こじんまりした佇まいだが、使ってある木材や置かれている家具は、古い物だが贅沢な程に良質の物ばかりだ。
「今風呂を入れるから入って……ああ……あと隣の部屋に布団敷いてあるから。今荷物持って来る」
「僕も手伝います」
「いいよぉ。大丈夫」
葵は笑って部屋を出て行った。
「水樹……」
克樹がいつもの様に心配する。
「僕がいなければ、お父さんはお母さんと、結婚していなかったんだね?お母さんはお父さんが凄く好きだったけど、お父さんはどうだったのかなぁ?」
「葵さんはああ言ったけど、好きじゃなきゃ、結婚して子供は産ませられないよ」
「…………」
「俺だってマジで香里が好きだったから、水鈴を産んでもらって嬉しかった。叔父さんだって暫くは三人で暮らしてたんだし……だけど、女の人には解ってしまうんだろうな、相手の心に誰かが居るって事はさ……めちゃくちゃ許せないんだろうな」
話していて自分の事を言った。
伯父の所業は克樹の所業そのものだ。
一番大事で一番近いもの……
それは逃げて初めて〝手放してはいけない物だ〟と理解するが、逃げてみない事には、自分の一番だとは理解できないのだ。
手放して初めて後悔するのだ……。
「水樹のお母さんは、自分だけを思ってくれる相手を求めてお前捨てたけど、その相手は本当にお母さんが全てだったろうか?人間なんて誰しも、一人や二人は思いが届かない相手が居るもんだ。それをその都度引きずってたって、どうにもならん。だろ?」
克樹は己に戒める様に言って、ニコニコ笑って水樹の肩を叩いた。
「今夜久しぶりに一緒に風呂に入るか?」
「何言ってんだよ?もう大人だし一緒に入りたくなかったって言って、離婚の時逃げたの誰だよ?」
「はは……そんな事根に持ってた?」
「……ったりめぇだろうが?」
水樹は軽く克樹の尻に蹴りを入れる。
「……あん時は、凄く疎外感だったんだからな……地方に行ったきり帰らないわ」
克樹を覗き込んで頭を叩く。
「……ってだろう」
頭を抱えて克樹が言った。
「マジむかついてきた!」
「はあ?」
「マジむかついた。ぜってー入らない!」
「…………」
「克樹と風呂なんて金輪際入らないからな」
「ああ……」
笑って許しを請う。
あの時はとにかく苦しかった。高城との仲を知らされ、嫉妬する自分が厭だった。
自分が手放したのだから自業自得だから、水樹の顔を見れなかった。
水樹の父親の様に、己の全てを恥じたのだ。
固定観念に縛られて、違う形の何かに恐れを抱いて逃げた自身が許せない。
他に寄る
そんな当たり前な事を理解するには、それをしなくては解らない。
傷つけ傷ついて初めて悟るのだ。
ただ愚かだったと……。 恐れも恐怖も、手放した後の苦渋には匹敵しないのに……。
そんな克樹とは反対に、大きなリスクを物ともせずに水樹を手に入れた、高城のその意思の強さに嫉妬する。

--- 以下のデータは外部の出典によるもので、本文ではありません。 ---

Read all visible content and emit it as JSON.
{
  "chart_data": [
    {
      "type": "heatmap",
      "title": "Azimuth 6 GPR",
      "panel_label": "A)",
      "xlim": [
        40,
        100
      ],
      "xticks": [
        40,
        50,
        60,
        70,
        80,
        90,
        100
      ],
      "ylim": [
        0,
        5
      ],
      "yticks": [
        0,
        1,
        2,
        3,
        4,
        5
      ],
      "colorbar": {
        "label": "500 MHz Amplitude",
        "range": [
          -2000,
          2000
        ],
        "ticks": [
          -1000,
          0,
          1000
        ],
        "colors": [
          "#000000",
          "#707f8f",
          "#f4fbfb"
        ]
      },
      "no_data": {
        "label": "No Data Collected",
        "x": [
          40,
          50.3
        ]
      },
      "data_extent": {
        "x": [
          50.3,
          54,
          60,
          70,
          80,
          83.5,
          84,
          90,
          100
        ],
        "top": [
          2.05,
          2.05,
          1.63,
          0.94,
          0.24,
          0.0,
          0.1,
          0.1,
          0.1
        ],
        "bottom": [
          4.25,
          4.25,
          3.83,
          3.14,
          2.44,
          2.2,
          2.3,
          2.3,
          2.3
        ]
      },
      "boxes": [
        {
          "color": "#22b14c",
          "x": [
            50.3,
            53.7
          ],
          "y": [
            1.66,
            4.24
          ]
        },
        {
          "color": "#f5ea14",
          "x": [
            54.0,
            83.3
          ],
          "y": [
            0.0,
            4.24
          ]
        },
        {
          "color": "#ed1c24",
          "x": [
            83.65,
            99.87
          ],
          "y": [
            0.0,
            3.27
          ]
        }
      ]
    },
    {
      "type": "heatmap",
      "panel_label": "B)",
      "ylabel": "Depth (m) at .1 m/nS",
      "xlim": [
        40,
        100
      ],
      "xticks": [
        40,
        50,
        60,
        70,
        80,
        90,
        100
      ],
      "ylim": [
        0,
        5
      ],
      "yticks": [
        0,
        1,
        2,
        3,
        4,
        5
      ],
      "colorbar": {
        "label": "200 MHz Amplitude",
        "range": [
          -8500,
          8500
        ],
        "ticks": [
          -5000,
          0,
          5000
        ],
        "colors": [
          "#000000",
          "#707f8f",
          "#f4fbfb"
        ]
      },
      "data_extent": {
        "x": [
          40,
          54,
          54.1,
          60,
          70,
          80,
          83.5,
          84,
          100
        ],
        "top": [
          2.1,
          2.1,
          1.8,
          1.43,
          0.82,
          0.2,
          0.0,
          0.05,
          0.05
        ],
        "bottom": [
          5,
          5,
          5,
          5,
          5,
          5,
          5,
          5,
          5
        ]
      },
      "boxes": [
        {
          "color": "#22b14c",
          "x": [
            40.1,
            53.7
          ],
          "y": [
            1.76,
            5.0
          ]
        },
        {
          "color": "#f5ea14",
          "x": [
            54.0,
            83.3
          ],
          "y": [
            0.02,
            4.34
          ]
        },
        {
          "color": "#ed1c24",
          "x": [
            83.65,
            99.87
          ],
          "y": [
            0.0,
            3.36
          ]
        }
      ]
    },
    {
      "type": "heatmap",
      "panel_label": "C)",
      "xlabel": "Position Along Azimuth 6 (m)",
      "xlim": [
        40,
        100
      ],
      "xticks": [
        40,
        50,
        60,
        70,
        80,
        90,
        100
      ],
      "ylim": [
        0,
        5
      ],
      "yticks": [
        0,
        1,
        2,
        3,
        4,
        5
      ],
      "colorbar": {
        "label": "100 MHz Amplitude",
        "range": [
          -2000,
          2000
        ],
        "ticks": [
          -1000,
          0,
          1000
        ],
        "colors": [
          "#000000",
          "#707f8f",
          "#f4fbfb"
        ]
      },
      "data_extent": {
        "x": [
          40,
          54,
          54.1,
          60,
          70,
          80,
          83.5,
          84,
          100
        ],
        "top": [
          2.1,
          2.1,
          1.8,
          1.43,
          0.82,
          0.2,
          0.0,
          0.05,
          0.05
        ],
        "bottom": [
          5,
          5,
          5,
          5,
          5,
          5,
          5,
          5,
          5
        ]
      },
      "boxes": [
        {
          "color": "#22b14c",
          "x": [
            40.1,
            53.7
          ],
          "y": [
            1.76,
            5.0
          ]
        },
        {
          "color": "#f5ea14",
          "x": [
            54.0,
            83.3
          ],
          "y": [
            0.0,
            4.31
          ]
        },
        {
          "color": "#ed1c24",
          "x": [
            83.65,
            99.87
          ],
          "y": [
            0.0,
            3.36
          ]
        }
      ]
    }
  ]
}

克樹は高城を狭量と言って馬鹿にするが、その度量の深さに感服させられる。
何ものをも恐れない、その行動に嫉みすら覚える。
そしてそんな自分が悔しくていじましい。
こうして水樹が自分を必要としてくれると、嬉しくて有頂天になり高揚するが、だからといって、高城の様に踏み込む事もできずに、ただウダウダと繰り言を繰り返す。
浅ましい己の思いを捨てきれずに、尚もグジグジと高城を羨んで生きていく事しかできない自分が、歯がゆくて疎ましい。